Seit seinem Eintritt in das Ausbildungsprogramm beim US-Broker Paine Webber im Jahr 1983 hat Naratil die Entwicklungen in der Finanzindustrie beobachtet. «Die Übernahme von Paine Webber durch die UBS war ein historischer Moment für unser Vermögensverwaltungsgeschäft», erklärt er. Man habe damals erkannt, dass sich die Welt verändern würde. Das sei der Beginn des Aufbaus eines globalen Vermögensverwaltungsangebots gewesen.

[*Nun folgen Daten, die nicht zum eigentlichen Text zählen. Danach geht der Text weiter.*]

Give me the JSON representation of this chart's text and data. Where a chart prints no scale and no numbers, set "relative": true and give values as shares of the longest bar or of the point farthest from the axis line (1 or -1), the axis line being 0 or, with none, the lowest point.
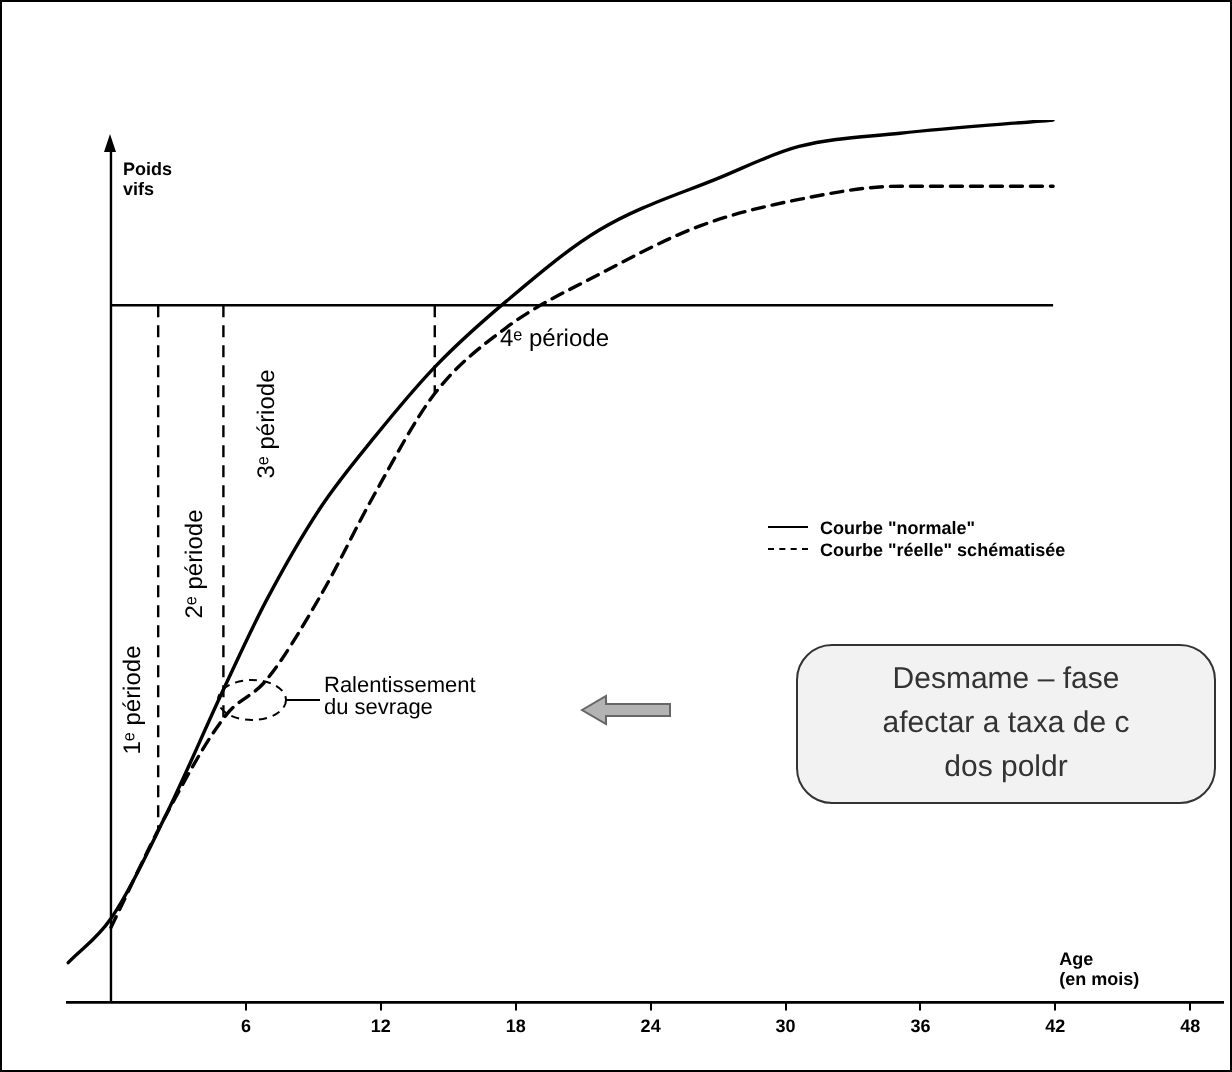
{
  "chart_data": {
    "type": "line",
    "relative": true,
    "xlabel": "Age\n(en mois)",
    "ylabel": "Poids\nvifs",
    "xlim": [
      -2,
      49.5
    ],
    "xticks": [
      6,
      12,
      18,
      24,
      30,
      36,
      42,
      48
    ],
    "legend": "right",
    "series": [
      {
        "name": "Courbe \"normale\"",
        "color": "#000000",
        "line_style": "solid",
        "x": [
          -1.9,
          0,
          2.4,
          5.1,
          6.9,
          9.3,
          11.7,
          14.4,
          17.6,
          21.7,
          27.1,
          30.6,
          35.1,
          41.9
        ],
        "values": [
          0.045,
          0.095,
          0.21,
          0.36,
          0.455,
          0.56,
          0.64,
          0.72,
          0.795,
          0.875,
          0.935,
          0.97,
          0.985,
          1
        ]
      },
      {
        "name": "Courbe \"réelle\" schématisée",
        "color": "#000000",
        "line_style": "dashed",
        "x": [
          0,
          2.4,
          5.1,
          6.9,
          9.3,
          11.7,
          14.4,
          17.6,
          21.7,
          26.2,
          30.6,
          35.1,
          41.9
        ],
        "values": [
          0.085,
          0.21,
          0.325,
          0.365,
          0.46,
          0.575,
          0.69,
          0.765,
          0.825,
          0.88,
          0.91,
          0.925,
          0.925
        ]
      }
    ],
    "ref_lines": [
      {
        "axis": "y",
        "value": 0.79,
        "color": "#000000"
      },
      {
        "axis": "x",
        "value": 0,
        "color": "#000000",
        "line_style": "solid"
      },
      {
        "axis": "x",
        "value": 2.1,
        "color": "#000000",
        "line_style": "dashed"
      },
      {
        "axis": "x",
        "value": 5,
        "color": "#000000",
        "line_style": "dashed"
      },
      {
        "axis": "x",
        "value": 14.4,
        "color": "#000000",
        "line_style": "dashed"
      }
    ],
    "annotations": [
      "1ᵉ période",
      "2ᵉ période",
      "3ᵉ période",
      "4ᵉ période",
      "Ralentissement\ndu sevrage",
      "Desmame – fase\nafectar a taxa de c\ndos poldr"
    ]
  }
}
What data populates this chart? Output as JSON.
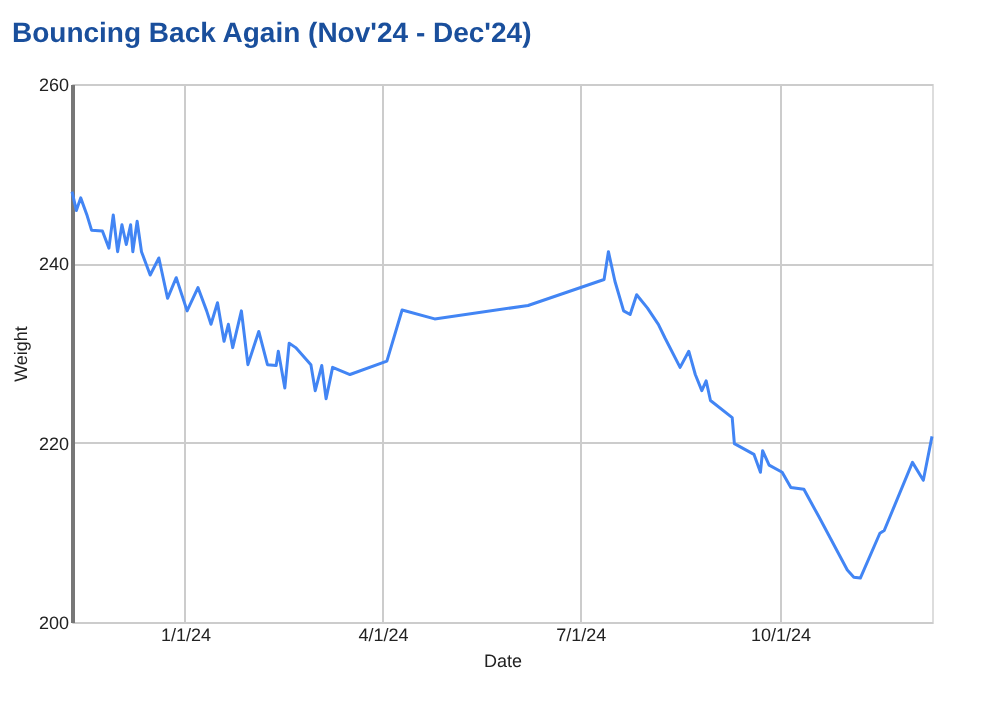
{
  "chart_data": {
    "type": "line",
    "title": "Bouncing Back Again (Nov'24 - Dec'24)",
    "xlabel": "Date",
    "ylabel": "Weight",
    "x": [
      "2023-11-10",
      "2023-11-12",
      "2023-11-14",
      "2023-11-17",
      "2023-11-19",
      "2023-11-24",
      "2023-11-27",
      "2023-11-29",
      "2023-12-01",
      "2023-12-03",
      "2023-12-05",
      "2023-12-07",
      "2023-12-08",
      "2023-12-10",
      "2023-12-12",
      "2023-12-16",
      "2023-12-20",
      "2023-12-24",
      "2023-12-28",
      "2024-01-02",
      "2024-01-07",
      "2024-01-11",
      "2024-01-13",
      "2024-01-16",
      "2024-01-19",
      "2024-01-21",
      "2024-01-23",
      "2024-01-27",
      "2024-01-30",
      "2024-02-04",
      "2024-02-08",
      "2024-02-12",
      "2024-02-13",
      "2024-02-16",
      "2024-02-18",
      "2024-02-21",
      "2024-02-28",
      "2024-03-01",
      "2024-03-04",
      "2024-03-06",
      "2024-03-09",
      "2024-03-17",
      "2024-04-03",
      "2024-04-10",
      "2024-04-25",
      "2024-06-07",
      "2024-07-12",
      "2024-07-14",
      "2024-07-17",
      "2024-07-21",
      "2024-07-24",
      "2024-07-27",
      "2024-08-01",
      "2024-08-06",
      "2024-08-09",
      "2024-08-16",
      "2024-08-20",
      "2024-08-23",
      "2024-08-26",
      "2024-08-28",
      "2024-08-30",
      "2024-09-09",
      "2024-09-10",
      "2024-09-19",
      "2024-09-22",
      "2024-09-23",
      "2024-09-26",
      "2024-10-02",
      "2024-10-06",
      "2024-10-12",
      "2024-10-19",
      "2024-11-01",
      "2024-11-04",
      "2024-11-07",
      "2024-11-16",
      "2024-11-18",
      "2024-12-01",
      "2024-12-06",
      "2024-12-10"
    ],
    "series": [
      {
        "color": "#4285f4",
        "values": [
          248.0,
          245.9,
          247.3,
          245.3,
          243.7,
          243.6,
          241.7,
          245.4,
          241.3,
          244.3,
          242.1,
          244.3,
          241.3,
          244.7,
          241.3,
          238.7,
          240.6,
          236.1,
          238.4,
          234.7,
          237.3,
          234.7,
          233.2,
          235.6,
          231.3,
          233.2,
          230.6,
          234.7,
          228.7,
          232.4,
          228.7,
          228.6,
          230.2,
          226.1,
          231.1,
          230.6,
          228.7,
          225.8,
          228.6,
          224.9,
          228.4,
          227.6,
          229.1,
          234.8,
          233.8,
          235.3,
          238.2,
          241.3,
          238.0,
          234.7,
          234.3,
          236.5,
          235.0,
          233.2,
          231.7,
          228.4,
          230.2,
          227.6,
          225.8,
          226.9,
          224.7,
          222.8,
          219.9,
          218.7,
          216.7,
          219.1,
          217.5,
          216.7,
          215.0,
          214.8,
          211.7,
          205.8,
          205.0,
          204.9,
          209.9,
          210.2,
          217.8,
          215.8,
          220.7
        ]
      }
    ],
    "xlim": [
      "2023-11-10",
      "2024-12-10"
    ],
    "xticks": [
      {
        "value": "2024-01-01",
        "label": "1/1/24"
      },
      {
        "value": "2024-04-01",
        "label": "4/1/24"
      },
      {
        "value": "2024-07-01",
        "label": "7/1/24"
      },
      {
        "value": "2024-10-01",
        "label": "10/1/24"
      }
    ],
    "ylim": [
      200,
      260
    ],
    "yticks": [
      200,
      220,
      240,
      260
    ],
    "grid": true,
    "line_style": "solid",
    "marker": "none"
  }
}
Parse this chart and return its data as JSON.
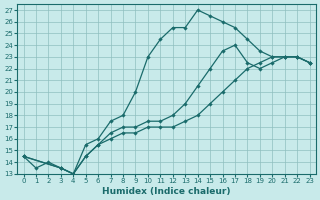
{
  "xlabel": "Humidex (Indice chaleur)",
  "xlim": [
    -0.5,
    23.5
  ],
  "ylim": [
    13,
    27.5
  ],
  "yticks": [
    13,
    14,
    15,
    16,
    17,
    18,
    19,
    20,
    21,
    22,
    23,
    24,
    25,
    26,
    27
  ],
  "xticks": [
    0,
    1,
    2,
    3,
    4,
    5,
    6,
    7,
    8,
    9,
    10,
    11,
    12,
    13,
    14,
    15,
    16,
    17,
    18,
    19,
    20,
    21,
    22,
    23
  ],
  "bg_color": "#c8eaea",
  "grid_color": "#8fbfbf",
  "line_color": "#1a6b6b",
  "line1_x": [
    0,
    1,
    2,
    3,
    4,
    5,
    6,
    7,
    8,
    9,
    10,
    11,
    12,
    13,
    14,
    15,
    16,
    17,
    18,
    19,
    20,
    21,
    22,
    23
  ],
  "line1_y": [
    14.5,
    13.5,
    14.0,
    13.5,
    13.0,
    15.5,
    16.0,
    17.5,
    18.0,
    20.0,
    23.0,
    24.5,
    25.5,
    25.5,
    27.0,
    26.5,
    26.0,
    25.5,
    24.5,
    23.5,
    23.0,
    23.0,
    23.0,
    22.5
  ],
  "line2_x": [
    0,
    3,
    4,
    5,
    6,
    7,
    8,
    9,
    10,
    11,
    12,
    13,
    14,
    15,
    16,
    17,
    18,
    19,
    20,
    21,
    22,
    23
  ],
  "line2_y": [
    14.5,
    13.5,
    13.0,
    14.5,
    15.5,
    16.5,
    17.0,
    17.0,
    17.5,
    17.5,
    18.0,
    19.0,
    20.5,
    22.0,
    23.5,
    24.0,
    22.5,
    22.0,
    22.5,
    23.0,
    23.0,
    22.5
  ],
  "line3_x": [
    0,
    3,
    4,
    5,
    6,
    7,
    8,
    9,
    10,
    11,
    12,
    13,
    14,
    15,
    16,
    17,
    18,
    19,
    20,
    21,
    22,
    23
  ],
  "line3_y": [
    14.5,
    13.5,
    13.0,
    14.5,
    15.5,
    16.0,
    16.5,
    16.5,
    17.0,
    17.0,
    17.0,
    17.5,
    18.0,
    19.0,
    20.0,
    21.0,
    22.0,
    22.5,
    23.0,
    23.0,
    23.0,
    22.5
  ]
}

«Nachdem wir zur UBS gekommen waren, konzentrierte man sich mehr auf die globalen Möglichkeiten eines Powerhouse», kommentiert Naratil den Wandel der Schweizer Grossbank hin zur Vermögensverwaltung. «Es machte mehr Sinn, sich auf eine High-Net-Worth- und Ultra-High-Net-Worth-Kundenbasis zu konzentrieren». Diese Entwicklung habe sich nach 2009 beschleunigt, als Bob McCann, der ehemalige Präsident von UBS Wealth Management Americas, hinzukam. «Wir fokussieren uns darauf, weiter in den oberen Marktsegmenten Fuss zu fassen. Das entspricht dem Bereich, in dem wir die höchsten Wachstumsraten in den USA und weltweit sehen».

Fokus machte sich bezahlt

Die UBS sei damals bewusst eine andere Strategie gefahren als einige ihrer Konkurrenten, die ihren Beraterkreis vergrösserten und versuchten, das gesamte Vermögensprofil sowohl für Klein- als auch für Grossanleger zu bedienen. «Anstatt in mehrere Kundensegmente zu investieren und Ausgaben zu tätigen, konzentrierten wir uns auf Berater, die sich um vermögende und sehr vermögende Kunden kümmern. Das hat uns von Verlusten in der Finanzkrise zu einem Gewinn von 2 Milliarden Dollar im letzten Jahr geführt».